Movie: Johnny Cool (1963)

Sicilian bandit Henry Silva is “adopted” by an exiled Mafia kingpin, schooled in the ways of the Syndicate, then dispatched to America to wreak bloody vengeance.

The film, based on a Gold Medal paperback by John McPartland, perfectly captures the spirit of those pulp novels. It’s filled with hard men, harsh violence and wild passion, all of it capped by a truly twisted ending. What’s amazing is who’s behind the camera: William Asher, a veteran of I Love Lucy who would go on to direct several AIP beach party movies and almost a third of the episodes of Bewitched.

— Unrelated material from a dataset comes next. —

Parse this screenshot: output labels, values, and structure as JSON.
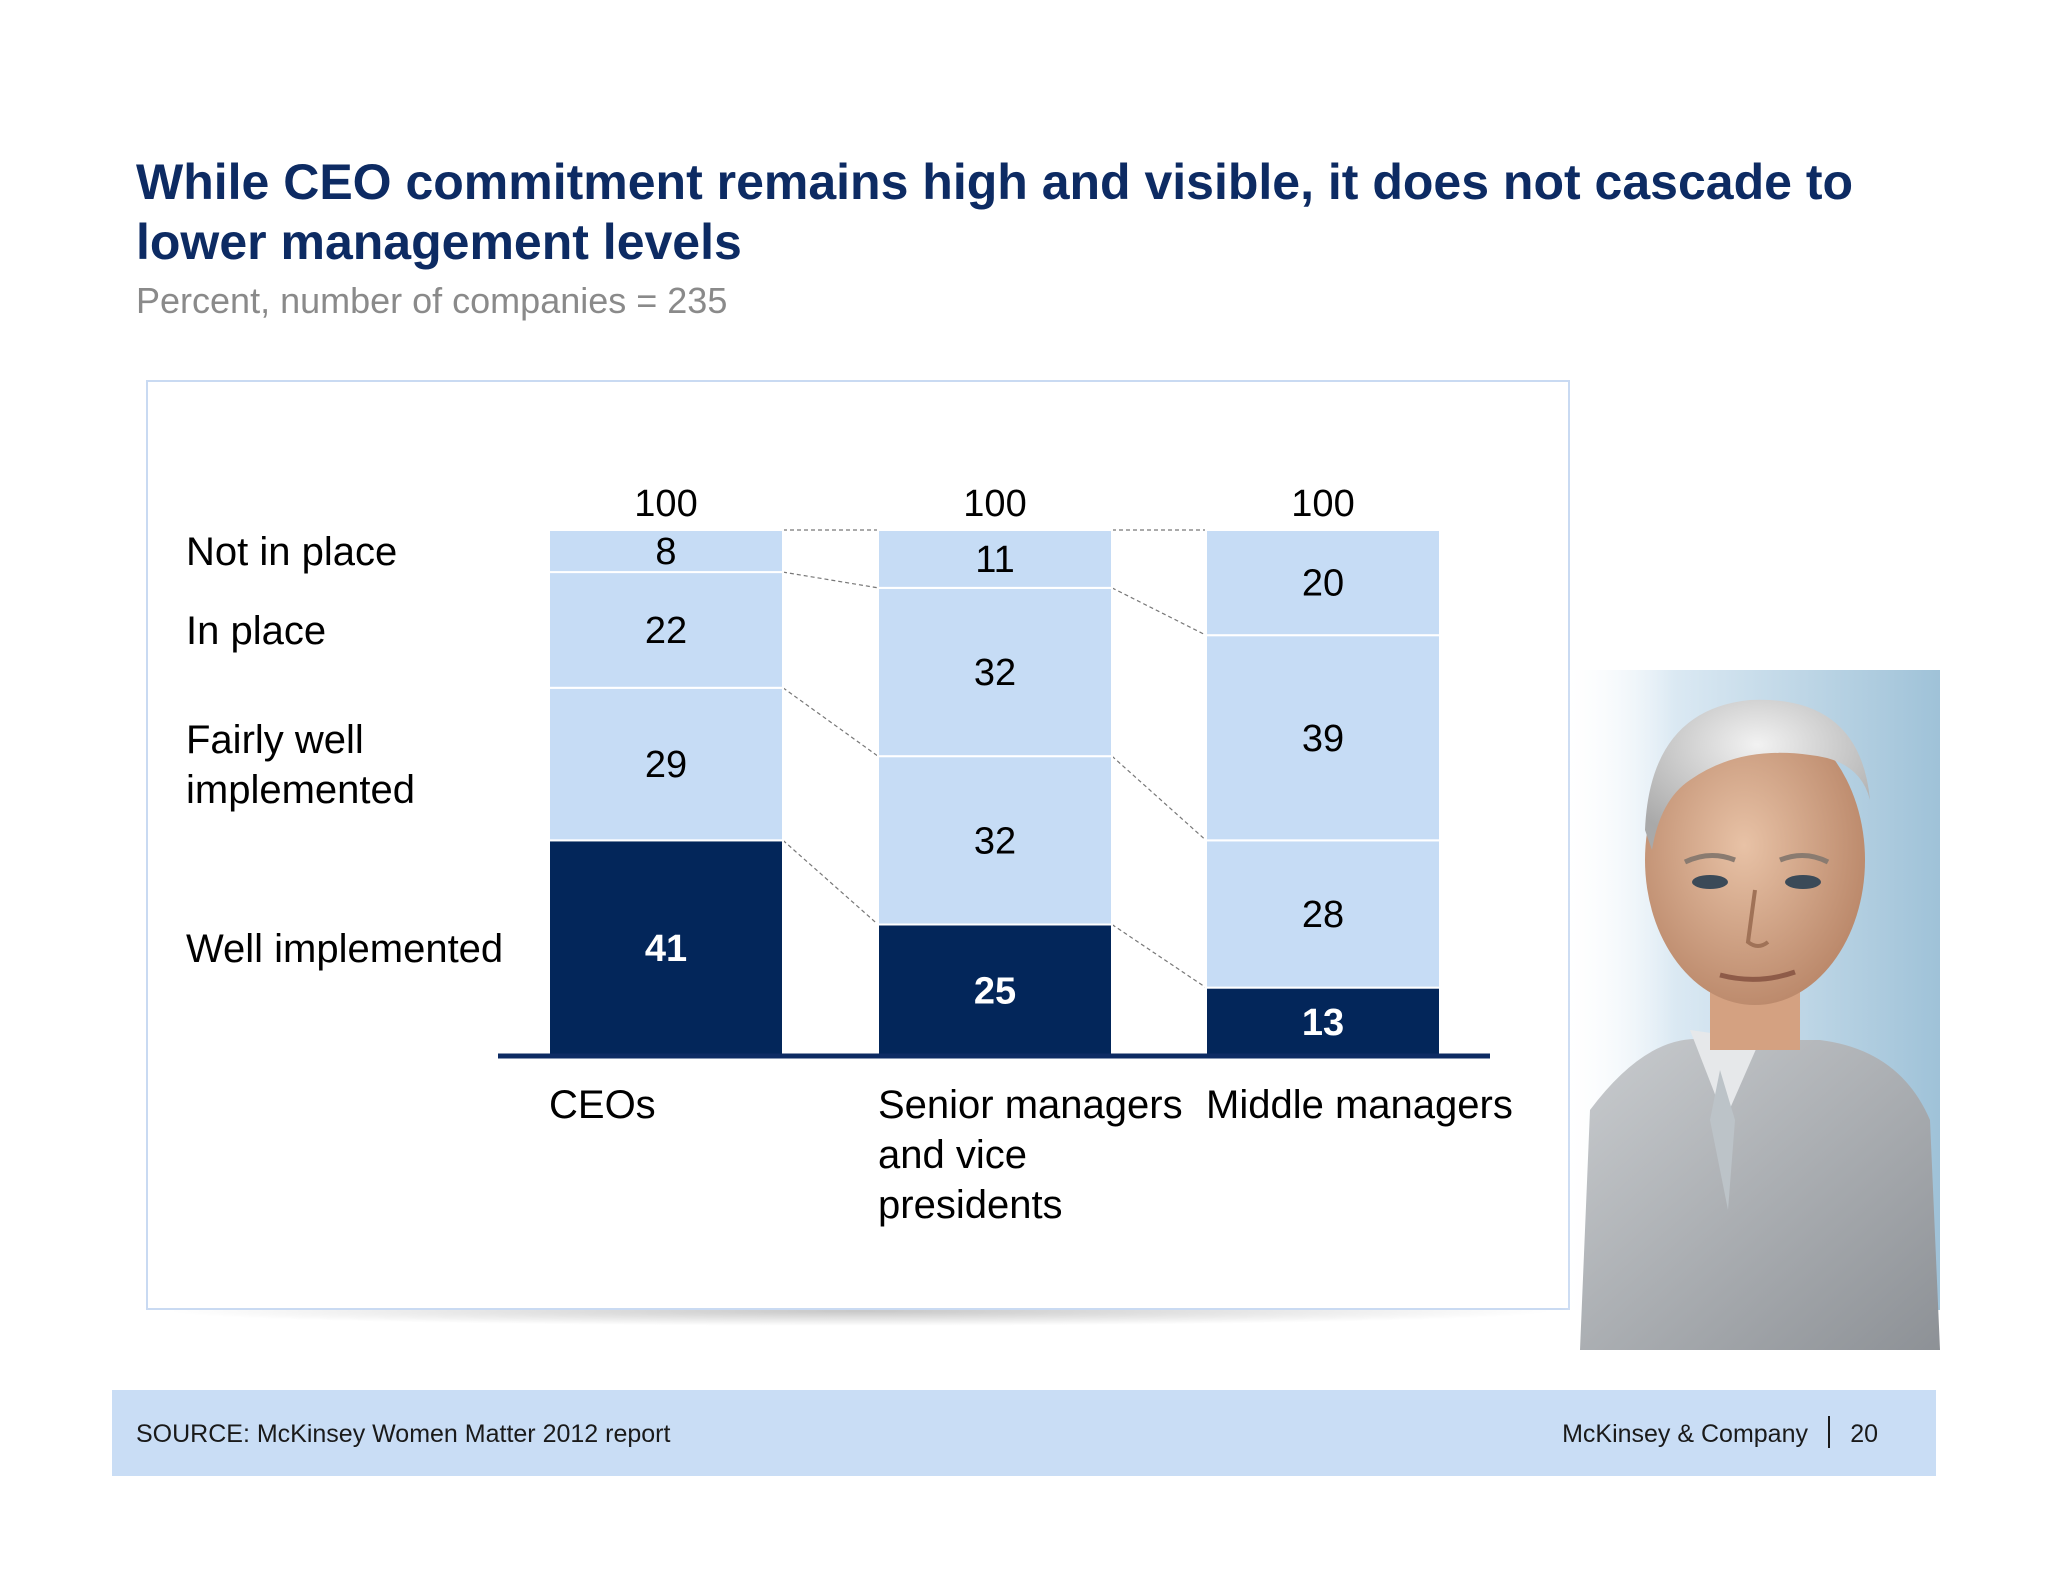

Silva has always been an odd actor, but here his stoic, implacable quality is a bonus; he’s essentially playing a zombie, doing another man’s bidding. Producer Peter Lawford found room in the movie for Rat Pack running buddies Joey Bishop and Sammy Davis, Jr., who’s great as an icy eyepatched gambler named “Educated.” Familiar faces stud the cast; satirist Mort Sahl even turns up as a casino boss! This must have been some hip ticket back in ’63, pally.

But the revelation is Elizabeth Montgomery as Dare Guiness. (What a name!) She simply nails the psychology of those mercurial good-time-girls who are drawn to bad boys. And she was never lovelier.

Bill Crider brought this movie and another fine McPartland adaptation, the 1957 suburban drama No Down Payment, to my attention. He observed that Jim Jarmusch’s Ghost Dog: The Way of the Samurai is a kind of unofficial Johnny Cool remake. I think he’s right.

Sammy Davis, Jr. also sings the movie’s theme, a Sammy Cahn/Jimmy Van Heusen classic that tells the story of Johnny Cool. It’s called “The Story of Johnny Cool.” After hearing this and Sammy’s rendition of “My Mother The Car,” it’s safe to say that no one sold a bad song like the Candyman.

Life’s Too Short: Marlowe (1969)

I recorded this adaptation of Raymond Chandler’s The Little Sister the same day as Johnny Cool and gave up after forty minutes. James Garner makes a fine Philip Marlowe, but the movie seems tired from the start. It’s bad enough to have Marlowe use gay panic to trick a thug into jumping off a building. But when said thug is played by Bruce Lee ...

Miscellaneous: Link

Grady Hendrix offers an inconvenient truth: authentic grind house theaters and movies sucked.